Here are a number of ideas that I find useful in motivating myself, on the days when that fifteen minutes that I managed to put in feels insignificant. or the days that I do no writing at all. These days breed a malaise that can easily turn into a full blown rut, if allowed.
So, antidotes -
The thousand hours of crap, or the million words, take your pick. This is the amount of time and/or words written necessary to start producing good work. Some people less, some more, all depending on talent, previous experience, luck, which moon was in retrograde on the third month of your eleventh Valentine's day, and so on.
Everyone wants to get through this period as fast as possible, of course. Nothing wrong with that. Where such a monolithic seeming downer is actually useful is this - at least it's a finite amount. It isn't a dunno, a maybe this much, maybe not, a whenever. Write a million words, you'll be good. All you gotta do is make it.
Chipping away is important. 250 words is a page is .04 percent of the way there. Every little bit adds up.
Quality is important, sure. And you will get more quality as you continue writing. If your work is terrible, 100,000 words from now it may be passable, 500,000 it may not be half-bad. You will improve your quality through quantity. Writers learn by writing.
Power days. My new favorite concept, what I'm using on my day off short story challenge. Basically, whatever your daily word goal, dedicate one day a week, or every two, or a month, or whatever. But pick a schedule, and bust your ass that day. Balls to the wall. As many words as you can get out.
I id this two weeks ago, and hit my highest wordcount ever, 2,400. Last week, it was 3,300. Not a big deal for a full-time writer, sure.
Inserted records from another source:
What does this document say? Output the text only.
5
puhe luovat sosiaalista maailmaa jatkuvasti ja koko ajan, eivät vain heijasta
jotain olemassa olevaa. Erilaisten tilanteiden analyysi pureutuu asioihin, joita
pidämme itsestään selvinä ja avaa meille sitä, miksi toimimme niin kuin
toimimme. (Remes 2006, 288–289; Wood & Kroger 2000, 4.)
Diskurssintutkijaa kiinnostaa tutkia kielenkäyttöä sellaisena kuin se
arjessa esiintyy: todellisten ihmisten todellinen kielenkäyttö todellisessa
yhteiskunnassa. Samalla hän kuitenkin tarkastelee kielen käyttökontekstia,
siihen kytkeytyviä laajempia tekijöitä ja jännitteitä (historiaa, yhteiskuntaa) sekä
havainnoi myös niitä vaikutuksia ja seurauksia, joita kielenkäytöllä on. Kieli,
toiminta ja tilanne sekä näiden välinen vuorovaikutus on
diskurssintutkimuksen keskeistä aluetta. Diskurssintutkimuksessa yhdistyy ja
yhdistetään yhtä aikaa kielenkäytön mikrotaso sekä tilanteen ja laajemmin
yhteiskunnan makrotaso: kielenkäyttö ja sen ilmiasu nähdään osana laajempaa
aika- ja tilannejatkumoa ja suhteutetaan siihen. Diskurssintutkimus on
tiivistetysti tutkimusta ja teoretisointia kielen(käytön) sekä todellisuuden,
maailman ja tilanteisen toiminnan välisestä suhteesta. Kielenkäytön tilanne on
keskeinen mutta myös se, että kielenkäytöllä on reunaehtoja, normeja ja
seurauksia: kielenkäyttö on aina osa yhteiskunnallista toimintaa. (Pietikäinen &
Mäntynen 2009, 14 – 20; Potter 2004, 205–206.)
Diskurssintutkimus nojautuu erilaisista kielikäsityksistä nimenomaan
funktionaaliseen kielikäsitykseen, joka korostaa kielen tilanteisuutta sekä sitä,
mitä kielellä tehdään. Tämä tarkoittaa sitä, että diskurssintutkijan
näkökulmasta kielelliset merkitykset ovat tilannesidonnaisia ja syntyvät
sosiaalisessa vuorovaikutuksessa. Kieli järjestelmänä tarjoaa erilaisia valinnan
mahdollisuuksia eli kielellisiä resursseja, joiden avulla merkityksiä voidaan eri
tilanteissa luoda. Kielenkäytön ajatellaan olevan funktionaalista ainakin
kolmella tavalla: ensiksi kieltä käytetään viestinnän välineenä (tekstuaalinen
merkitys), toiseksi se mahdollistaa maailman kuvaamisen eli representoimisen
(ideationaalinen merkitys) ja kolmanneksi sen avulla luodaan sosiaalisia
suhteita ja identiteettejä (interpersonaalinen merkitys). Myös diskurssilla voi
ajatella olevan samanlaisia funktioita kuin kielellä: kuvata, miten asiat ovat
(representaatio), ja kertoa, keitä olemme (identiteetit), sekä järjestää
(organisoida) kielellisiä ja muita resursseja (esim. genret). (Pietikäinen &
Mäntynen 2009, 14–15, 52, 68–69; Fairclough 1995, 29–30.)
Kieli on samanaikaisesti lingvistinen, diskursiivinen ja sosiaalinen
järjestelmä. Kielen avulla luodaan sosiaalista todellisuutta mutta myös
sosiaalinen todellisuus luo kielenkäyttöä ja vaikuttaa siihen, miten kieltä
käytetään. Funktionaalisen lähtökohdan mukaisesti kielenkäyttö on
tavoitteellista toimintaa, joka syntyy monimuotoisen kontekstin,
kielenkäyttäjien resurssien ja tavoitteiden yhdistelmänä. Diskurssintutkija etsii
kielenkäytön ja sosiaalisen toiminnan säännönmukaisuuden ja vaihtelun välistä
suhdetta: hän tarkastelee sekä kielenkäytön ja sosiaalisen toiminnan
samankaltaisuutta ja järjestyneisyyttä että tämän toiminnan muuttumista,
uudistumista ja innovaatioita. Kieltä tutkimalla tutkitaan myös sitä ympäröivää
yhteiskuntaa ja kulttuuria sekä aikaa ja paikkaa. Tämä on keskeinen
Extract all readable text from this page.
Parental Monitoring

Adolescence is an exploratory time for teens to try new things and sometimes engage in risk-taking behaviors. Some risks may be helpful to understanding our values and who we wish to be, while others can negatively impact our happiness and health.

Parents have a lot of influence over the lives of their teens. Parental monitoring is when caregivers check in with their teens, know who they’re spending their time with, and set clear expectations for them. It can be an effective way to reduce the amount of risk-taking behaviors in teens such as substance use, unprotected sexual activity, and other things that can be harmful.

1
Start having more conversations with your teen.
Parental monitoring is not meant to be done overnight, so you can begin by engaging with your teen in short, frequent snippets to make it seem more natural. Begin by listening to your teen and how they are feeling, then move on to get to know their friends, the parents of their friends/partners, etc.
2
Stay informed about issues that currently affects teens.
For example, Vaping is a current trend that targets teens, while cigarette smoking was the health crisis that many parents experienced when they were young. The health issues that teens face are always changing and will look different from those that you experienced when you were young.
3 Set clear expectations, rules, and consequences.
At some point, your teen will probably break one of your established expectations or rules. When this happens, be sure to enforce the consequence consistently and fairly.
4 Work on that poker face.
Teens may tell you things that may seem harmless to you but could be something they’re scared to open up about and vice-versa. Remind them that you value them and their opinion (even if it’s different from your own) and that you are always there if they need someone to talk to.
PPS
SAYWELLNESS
But for me, and my puny 1,250 daily goal that I miss only slightly less often that I make, this was huge.
Even more importantly, I'm learning a new skill, the skill of taking bigger bites. 2 or 3,000 word days chew up that 1 million a lot faster than 250 word days.
I'm also finding that I get the second thousand done faster than the first, and so on. Momentum. I'm building up creative inertia. The residual effect of this makes it easier to get through my slumpy days.
And on the days I get nothing done at all? Hey, I probably finished a short story in one sitting recently, I deserve a day off. Right?